The campaign has been divisive, with supporters of King's name accusing opponents of being racist, while supporters of The Paseo name say city leaders pushed the name change through without following proper procedures and ignored The Paseo's historic value.
Emotions reached a peak Sunday, when members of the "Save the Paseo" group staged a silent protest at a get-out-the-vote rally at a black church for people wanting to keep the King name. They walked into the Paseo Baptist Church and stood along its two aisles.
The protesters stood silently and did not react to several speakers that accused them of being disrespectful in a church but they also refused requests from preachers to sit down.
The Reverend Vernon Howard, president of the Kansas City chapter of the Southern Christian Leadership Conference, told The Associated Press that the King street sign is a powerful symbol for everyone but particularly for black children.

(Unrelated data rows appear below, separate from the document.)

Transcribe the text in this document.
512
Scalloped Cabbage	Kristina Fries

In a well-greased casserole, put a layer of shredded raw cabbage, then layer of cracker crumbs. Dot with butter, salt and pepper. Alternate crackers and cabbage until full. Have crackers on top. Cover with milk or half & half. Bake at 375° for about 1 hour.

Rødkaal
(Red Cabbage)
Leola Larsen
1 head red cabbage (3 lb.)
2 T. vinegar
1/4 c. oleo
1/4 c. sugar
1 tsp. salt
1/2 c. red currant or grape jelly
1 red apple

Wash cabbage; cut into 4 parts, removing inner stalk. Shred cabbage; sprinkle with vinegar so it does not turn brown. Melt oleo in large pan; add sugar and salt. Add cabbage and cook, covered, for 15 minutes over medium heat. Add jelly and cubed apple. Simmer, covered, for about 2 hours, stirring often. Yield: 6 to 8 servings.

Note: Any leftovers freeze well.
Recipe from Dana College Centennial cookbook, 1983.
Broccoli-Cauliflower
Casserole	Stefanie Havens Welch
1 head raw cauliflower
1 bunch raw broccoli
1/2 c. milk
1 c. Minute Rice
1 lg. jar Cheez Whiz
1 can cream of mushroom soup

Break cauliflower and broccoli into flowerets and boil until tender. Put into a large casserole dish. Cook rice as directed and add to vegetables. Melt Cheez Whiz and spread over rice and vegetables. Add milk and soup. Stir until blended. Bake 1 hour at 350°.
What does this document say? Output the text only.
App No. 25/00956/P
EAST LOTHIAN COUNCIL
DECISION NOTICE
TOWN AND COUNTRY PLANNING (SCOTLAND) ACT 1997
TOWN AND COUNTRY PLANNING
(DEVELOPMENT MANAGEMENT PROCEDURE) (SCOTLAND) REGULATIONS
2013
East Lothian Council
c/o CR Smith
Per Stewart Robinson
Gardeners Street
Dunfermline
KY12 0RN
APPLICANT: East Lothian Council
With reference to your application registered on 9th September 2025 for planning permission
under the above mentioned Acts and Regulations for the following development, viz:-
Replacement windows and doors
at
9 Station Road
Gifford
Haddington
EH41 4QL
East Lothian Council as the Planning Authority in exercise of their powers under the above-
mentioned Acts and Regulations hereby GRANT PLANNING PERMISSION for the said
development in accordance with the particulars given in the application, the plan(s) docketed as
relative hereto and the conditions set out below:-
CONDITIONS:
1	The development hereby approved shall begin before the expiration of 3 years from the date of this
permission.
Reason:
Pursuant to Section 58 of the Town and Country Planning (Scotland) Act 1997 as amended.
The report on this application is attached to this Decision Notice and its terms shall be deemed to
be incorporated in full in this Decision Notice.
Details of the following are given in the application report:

"I think that only if you are a black child growing up in the inner city lacking the kind of resources, lacking the kinds of images and models for mentoring, modeling, vocation and career, can you actually understand what that name on that sign can mean to a child in this community," Howard said:
"What people will wonder in their minds and hearts is why and how something so good, uplifting and edifying, how can something like that be taken away?"